"In this also there is a loss," returned the High Steward; "distinguished men have become rare. I am ready to acknowledge the advance which the citizen classes have made in the last fifty years. But the capacity which a people develop in trade and commerce is seldom united with secure self-respect, nay, seldom also with that firmly-established position which is necessary to political strength. Too frequently we find a wavering between discontented insolence and over-great subserviency; covetousness abounds, and self-sacrifice is small. Wealth increases everywhere; who can deny that? But not in the same degree a comprehension of the highest interests of the nation."
"Time will improve," rejoined the Scholar, "and our sons will become firmer and freer; here too our future belongs to those who work laboriously."
"Much may be lost," said the High Steward, "before the improvement which you expect becomes great enough to secure to those who are struggling onward a salutary and active participation in the affairs of government. I am too old to nourish myself with hopes, and therefore cannot adopt your sanguine conception of our situation. I wish for the good of our nation, in whatever way it may come. I know it has passed through crises more critical than its present swaying between a decaying and a rising culture. But I feel that the air in which I live is growing more sultry; the tense excitement of contrast more dangerous. When I look back on a long life, I sometimes feel horror at the moral pestilence that I have contemplated. It was not a time of gigantic vices like your Imperial era, but it was a time in which, after short poetic dreams, the weakness of petty souls ruled and brought distraction. The figures which in this lamentable time have passed away will appear to posterity, not fearful, but grotesque and contemptible. You, Professor, live in a new epoch in which a younger generation awkwardly endeavors to rise. I have no sympathy for the new style. I have not the courage to hope, for I have no power to promote the culture of the younger generation."
He had risen. The old man and the young, vigorous man, the diplomat and the scholar, stood opposite to each other; the one an advocate for the world which was tending downwards; the other a proclaimer of a teaching which was unceasingly to renew the old world; secret sorrow lay on the calm countenance of the old man, and feeling, vigorous feeling, worked in the animated features of the younger: a high mind and a refined spirit were visible in the open countenance of both.

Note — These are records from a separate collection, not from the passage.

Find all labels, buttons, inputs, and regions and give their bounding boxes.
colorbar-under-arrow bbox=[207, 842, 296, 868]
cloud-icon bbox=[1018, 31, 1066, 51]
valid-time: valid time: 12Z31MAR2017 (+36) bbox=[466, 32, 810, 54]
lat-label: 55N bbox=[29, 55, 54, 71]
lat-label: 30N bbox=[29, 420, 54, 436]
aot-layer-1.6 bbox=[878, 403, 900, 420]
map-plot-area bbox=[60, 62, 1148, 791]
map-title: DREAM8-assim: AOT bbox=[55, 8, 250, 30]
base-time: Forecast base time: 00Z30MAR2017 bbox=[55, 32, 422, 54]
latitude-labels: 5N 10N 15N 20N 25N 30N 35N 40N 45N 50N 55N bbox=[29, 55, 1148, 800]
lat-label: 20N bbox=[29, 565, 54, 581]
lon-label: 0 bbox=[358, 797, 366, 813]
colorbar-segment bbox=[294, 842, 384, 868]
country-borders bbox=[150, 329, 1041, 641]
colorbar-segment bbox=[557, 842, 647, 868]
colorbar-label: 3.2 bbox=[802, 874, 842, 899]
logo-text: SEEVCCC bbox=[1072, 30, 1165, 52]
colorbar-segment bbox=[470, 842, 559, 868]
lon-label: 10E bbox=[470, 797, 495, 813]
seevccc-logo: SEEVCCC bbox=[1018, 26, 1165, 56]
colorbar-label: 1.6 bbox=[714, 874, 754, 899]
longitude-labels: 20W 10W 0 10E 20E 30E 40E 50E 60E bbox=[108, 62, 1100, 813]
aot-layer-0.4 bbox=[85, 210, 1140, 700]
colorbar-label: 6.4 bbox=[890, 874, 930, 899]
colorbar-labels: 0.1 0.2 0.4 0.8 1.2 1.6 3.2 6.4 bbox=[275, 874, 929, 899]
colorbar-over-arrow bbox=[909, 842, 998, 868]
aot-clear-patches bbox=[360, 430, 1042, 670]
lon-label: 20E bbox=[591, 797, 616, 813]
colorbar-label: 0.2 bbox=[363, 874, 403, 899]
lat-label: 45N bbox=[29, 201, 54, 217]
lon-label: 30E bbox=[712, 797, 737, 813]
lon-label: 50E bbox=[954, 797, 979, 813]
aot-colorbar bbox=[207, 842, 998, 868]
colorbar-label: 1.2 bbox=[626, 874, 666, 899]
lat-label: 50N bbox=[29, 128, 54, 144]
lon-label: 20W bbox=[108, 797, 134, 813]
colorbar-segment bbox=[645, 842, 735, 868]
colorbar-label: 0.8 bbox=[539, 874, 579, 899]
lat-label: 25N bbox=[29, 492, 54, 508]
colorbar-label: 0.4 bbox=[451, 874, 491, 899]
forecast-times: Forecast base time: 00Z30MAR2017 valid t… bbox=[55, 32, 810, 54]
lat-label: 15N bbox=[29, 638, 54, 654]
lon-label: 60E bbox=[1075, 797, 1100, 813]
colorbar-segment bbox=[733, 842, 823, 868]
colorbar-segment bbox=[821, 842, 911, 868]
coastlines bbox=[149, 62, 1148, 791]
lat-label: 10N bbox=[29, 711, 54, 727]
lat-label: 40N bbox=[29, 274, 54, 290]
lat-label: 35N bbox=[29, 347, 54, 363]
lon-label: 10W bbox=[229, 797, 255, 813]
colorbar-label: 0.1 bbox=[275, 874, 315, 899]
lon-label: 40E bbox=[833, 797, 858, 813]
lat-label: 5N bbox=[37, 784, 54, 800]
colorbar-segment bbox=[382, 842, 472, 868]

"What we had to say to one another," continued the High Steward, "is said. I have endeavored to make amends for my mistake in regard to you. May the gossiping openness with which I have exposed myself to your judgment be some small compensation for my having been so long silent. It is the best satisfaction that I can give to a man of your sort. As respects the diseased state of mind of others, which was the subject of our conversation, there need be no further words between us; both of us will endeavor to do what is our duty concerning the men that are entrusted to our care, to preserve them from danger and to guard ourselves. Mr. Werner, farewell. May the occupation which you have chosen preserve your joyful confidence in your time and your generation for as many years as I bear on my head. This highest happiness of man, I, an insignificant individual, have painfully felt the want of, as did your great Roman."
"Allow me, your Excellency, to express one request to you," replied the Scholar, with warm feeling. "Often may the unpractical activity of the new apostles evoke a bitter smile from you, and the unfinished work which we pioneers of learning throw off will not always satisfy the demands which you make upon us; but when you are compelled to blame us, remember, with forbearance, that our nation can only bear within it the guaranty of renewing youth so long as it does not lose respect for intellectual aspiration, and retains its simple honesty, in love and hate. So long as the nation renews itself, it may inspire its princes and leaders with new life; for we are not Romans, but staunch and warm-hearted Germans."
"Nero no longer ventures to burn the apostles of a new doctrine," replied the High Steward, with a sad smile. "May I say something kindly from you to the Sovereign, as far as is compatible with your dignity?"
"I beg you to do so," replied the Professor.
The Professor hastened to take leave of the Princess. She received him in the presence of her ladies and the Marshal. Few words were exchanged. Upon expressing the hope of seeing him soon again at the capital, speech almost forsook her. When he had left the room, she flew up to her library and looked down on the carriage into which the chest was being put. She plucked some flowers which the gardener had placed in her room, and fastened them together with a ribbon.
"His eye looked upon you, and his voice sounded in the narrow halls in which you are passing your life. It was a short dream! No, not a dream, a beautiful picture from a new world."